7 min read · 2026-04-29
The 10 Most Copied AI Prompts This Month
A monthly-style roundup of high-utility prompts from the SixtySevenSites library.
What copied prompts reveal
The prompts people copy most often are rarely the flashiest. They tend to be practical: summarize messy notes, rewrite a draft, create a plan, compare options, build a checklist, or turn vague ideas into next actions.
That tells us something important. Everyday usefulness beats novelty.
The common pattern
High-copy prompts usually have a clear role, a reusable input slot, and a structured output. They do not assume one model, one industry, or one tool. They can be adapted quickly.
They also ask for judgment: risks, assumptions, priorities, tradeoffs, or improvements. That makes the output easier to trust and edit.
Why templates win
Templates reduce friction. When a prompt already contains the structure, the user only has to paste context. That is why library prompts outperform blank-page prompting for recurring work.

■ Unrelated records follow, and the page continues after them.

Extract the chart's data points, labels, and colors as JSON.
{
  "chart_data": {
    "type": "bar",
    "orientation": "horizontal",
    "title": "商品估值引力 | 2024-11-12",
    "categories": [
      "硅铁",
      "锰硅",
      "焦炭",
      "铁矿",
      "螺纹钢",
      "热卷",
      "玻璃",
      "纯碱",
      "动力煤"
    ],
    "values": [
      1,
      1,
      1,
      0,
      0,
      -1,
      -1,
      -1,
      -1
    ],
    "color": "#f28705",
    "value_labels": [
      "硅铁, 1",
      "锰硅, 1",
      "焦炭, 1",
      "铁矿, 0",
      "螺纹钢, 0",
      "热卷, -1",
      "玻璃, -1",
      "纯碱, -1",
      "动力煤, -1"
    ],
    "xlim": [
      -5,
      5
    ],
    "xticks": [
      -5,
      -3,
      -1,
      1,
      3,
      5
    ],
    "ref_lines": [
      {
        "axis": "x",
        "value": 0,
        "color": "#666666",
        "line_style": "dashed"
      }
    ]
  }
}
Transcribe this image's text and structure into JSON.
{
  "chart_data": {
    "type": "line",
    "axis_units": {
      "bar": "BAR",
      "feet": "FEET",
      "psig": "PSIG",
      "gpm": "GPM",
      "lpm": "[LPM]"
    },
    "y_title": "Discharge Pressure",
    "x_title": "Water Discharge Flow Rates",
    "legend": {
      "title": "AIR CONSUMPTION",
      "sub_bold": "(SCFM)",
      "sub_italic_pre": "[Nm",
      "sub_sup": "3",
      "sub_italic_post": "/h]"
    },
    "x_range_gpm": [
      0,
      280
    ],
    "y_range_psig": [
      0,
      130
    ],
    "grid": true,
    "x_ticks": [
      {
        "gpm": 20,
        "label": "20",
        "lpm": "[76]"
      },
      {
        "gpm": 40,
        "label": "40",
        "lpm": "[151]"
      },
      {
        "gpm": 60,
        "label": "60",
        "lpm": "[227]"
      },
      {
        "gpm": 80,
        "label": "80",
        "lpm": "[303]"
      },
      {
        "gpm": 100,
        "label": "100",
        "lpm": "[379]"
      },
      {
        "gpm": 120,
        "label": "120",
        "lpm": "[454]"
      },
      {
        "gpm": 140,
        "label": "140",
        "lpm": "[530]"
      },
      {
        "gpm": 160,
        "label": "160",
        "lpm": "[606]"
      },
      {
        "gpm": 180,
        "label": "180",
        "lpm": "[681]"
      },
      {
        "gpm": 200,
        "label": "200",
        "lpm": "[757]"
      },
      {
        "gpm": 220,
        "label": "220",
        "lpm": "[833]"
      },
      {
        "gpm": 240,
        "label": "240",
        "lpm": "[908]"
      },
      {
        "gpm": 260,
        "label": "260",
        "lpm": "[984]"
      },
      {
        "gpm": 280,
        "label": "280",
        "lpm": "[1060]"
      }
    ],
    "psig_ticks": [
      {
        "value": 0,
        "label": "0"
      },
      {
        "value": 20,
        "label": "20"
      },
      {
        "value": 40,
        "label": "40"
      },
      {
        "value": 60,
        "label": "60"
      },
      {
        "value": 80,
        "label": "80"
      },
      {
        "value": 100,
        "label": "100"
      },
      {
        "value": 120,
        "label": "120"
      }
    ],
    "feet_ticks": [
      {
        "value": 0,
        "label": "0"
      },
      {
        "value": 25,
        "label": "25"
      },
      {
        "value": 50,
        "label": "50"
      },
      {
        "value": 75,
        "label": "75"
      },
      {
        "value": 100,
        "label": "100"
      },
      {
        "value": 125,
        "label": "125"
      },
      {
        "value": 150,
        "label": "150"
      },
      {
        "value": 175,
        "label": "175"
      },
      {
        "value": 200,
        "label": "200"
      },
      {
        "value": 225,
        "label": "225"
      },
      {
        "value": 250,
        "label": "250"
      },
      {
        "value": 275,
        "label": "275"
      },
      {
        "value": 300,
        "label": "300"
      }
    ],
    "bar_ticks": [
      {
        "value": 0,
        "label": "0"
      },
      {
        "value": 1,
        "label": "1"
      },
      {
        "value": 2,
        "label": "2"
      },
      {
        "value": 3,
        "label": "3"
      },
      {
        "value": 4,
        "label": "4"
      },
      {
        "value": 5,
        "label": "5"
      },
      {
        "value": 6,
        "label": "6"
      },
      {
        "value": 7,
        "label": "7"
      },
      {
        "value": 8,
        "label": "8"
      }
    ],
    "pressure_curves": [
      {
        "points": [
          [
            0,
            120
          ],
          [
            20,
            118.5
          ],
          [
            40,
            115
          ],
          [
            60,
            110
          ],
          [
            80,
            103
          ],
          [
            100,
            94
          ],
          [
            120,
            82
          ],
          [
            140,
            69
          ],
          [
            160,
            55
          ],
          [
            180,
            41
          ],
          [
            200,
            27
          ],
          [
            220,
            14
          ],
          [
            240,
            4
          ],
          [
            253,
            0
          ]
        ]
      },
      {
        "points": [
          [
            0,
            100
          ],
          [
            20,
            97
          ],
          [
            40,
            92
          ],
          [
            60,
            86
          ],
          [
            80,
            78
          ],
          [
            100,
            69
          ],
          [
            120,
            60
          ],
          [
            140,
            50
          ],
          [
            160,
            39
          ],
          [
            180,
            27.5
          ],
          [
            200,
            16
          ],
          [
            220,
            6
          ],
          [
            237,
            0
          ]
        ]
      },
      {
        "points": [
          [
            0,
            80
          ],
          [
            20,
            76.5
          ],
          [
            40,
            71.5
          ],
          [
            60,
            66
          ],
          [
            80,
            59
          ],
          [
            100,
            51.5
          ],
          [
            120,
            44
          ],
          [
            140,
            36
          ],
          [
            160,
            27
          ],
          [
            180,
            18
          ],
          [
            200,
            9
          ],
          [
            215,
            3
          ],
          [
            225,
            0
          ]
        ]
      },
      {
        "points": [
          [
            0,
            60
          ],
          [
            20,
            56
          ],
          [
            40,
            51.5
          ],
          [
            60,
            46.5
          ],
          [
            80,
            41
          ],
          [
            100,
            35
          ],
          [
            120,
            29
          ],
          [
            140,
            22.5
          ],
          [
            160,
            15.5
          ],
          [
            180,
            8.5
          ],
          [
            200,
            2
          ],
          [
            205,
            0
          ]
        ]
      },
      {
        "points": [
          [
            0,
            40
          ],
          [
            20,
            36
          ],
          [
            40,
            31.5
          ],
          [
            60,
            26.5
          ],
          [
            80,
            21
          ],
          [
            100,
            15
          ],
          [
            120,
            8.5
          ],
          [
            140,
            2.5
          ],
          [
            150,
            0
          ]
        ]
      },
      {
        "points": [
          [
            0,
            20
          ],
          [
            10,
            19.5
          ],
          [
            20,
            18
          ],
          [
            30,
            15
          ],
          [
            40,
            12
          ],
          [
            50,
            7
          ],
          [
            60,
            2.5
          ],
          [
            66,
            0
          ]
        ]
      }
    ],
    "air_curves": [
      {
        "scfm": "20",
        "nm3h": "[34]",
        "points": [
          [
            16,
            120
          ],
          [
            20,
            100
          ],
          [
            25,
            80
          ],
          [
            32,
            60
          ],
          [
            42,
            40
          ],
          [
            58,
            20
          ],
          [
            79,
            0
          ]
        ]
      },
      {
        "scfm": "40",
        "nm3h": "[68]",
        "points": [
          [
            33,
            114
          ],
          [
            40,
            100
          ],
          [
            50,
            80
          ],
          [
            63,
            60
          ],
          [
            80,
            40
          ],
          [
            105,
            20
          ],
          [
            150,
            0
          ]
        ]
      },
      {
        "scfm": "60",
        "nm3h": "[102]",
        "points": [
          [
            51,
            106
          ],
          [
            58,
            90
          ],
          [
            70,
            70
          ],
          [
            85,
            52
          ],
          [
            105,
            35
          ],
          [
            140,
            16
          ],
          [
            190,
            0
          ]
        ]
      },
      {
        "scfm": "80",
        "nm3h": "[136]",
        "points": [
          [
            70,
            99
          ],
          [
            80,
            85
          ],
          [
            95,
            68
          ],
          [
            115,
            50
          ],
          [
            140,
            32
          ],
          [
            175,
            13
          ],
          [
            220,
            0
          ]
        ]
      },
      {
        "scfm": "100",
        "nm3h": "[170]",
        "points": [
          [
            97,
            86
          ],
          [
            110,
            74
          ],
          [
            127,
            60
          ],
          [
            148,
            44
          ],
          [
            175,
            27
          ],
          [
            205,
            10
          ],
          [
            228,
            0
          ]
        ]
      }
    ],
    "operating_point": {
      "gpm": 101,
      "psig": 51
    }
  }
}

A good template does not remove thinking. It moves thinking to the right place: choosing context, reviewing assumptions, and deciding what to do next.
How to use popular prompts well
Do not copy a popular prompt blindly. Fill in the variables carefully. Add source material. Tighten constraints. Tell the model what not to do. Ask for a brief critique before accepting the final answer.
The better your context, the better the prompt performs.
What to save in your own library
Save prompts that help you make decisions, not just prompts that generate content. Decision prompts compound. They become reusable thinking tools for projects, teams, and weekly planning.
That is the spirit of SixtySevenSites: a library of practical prompts you can actually use.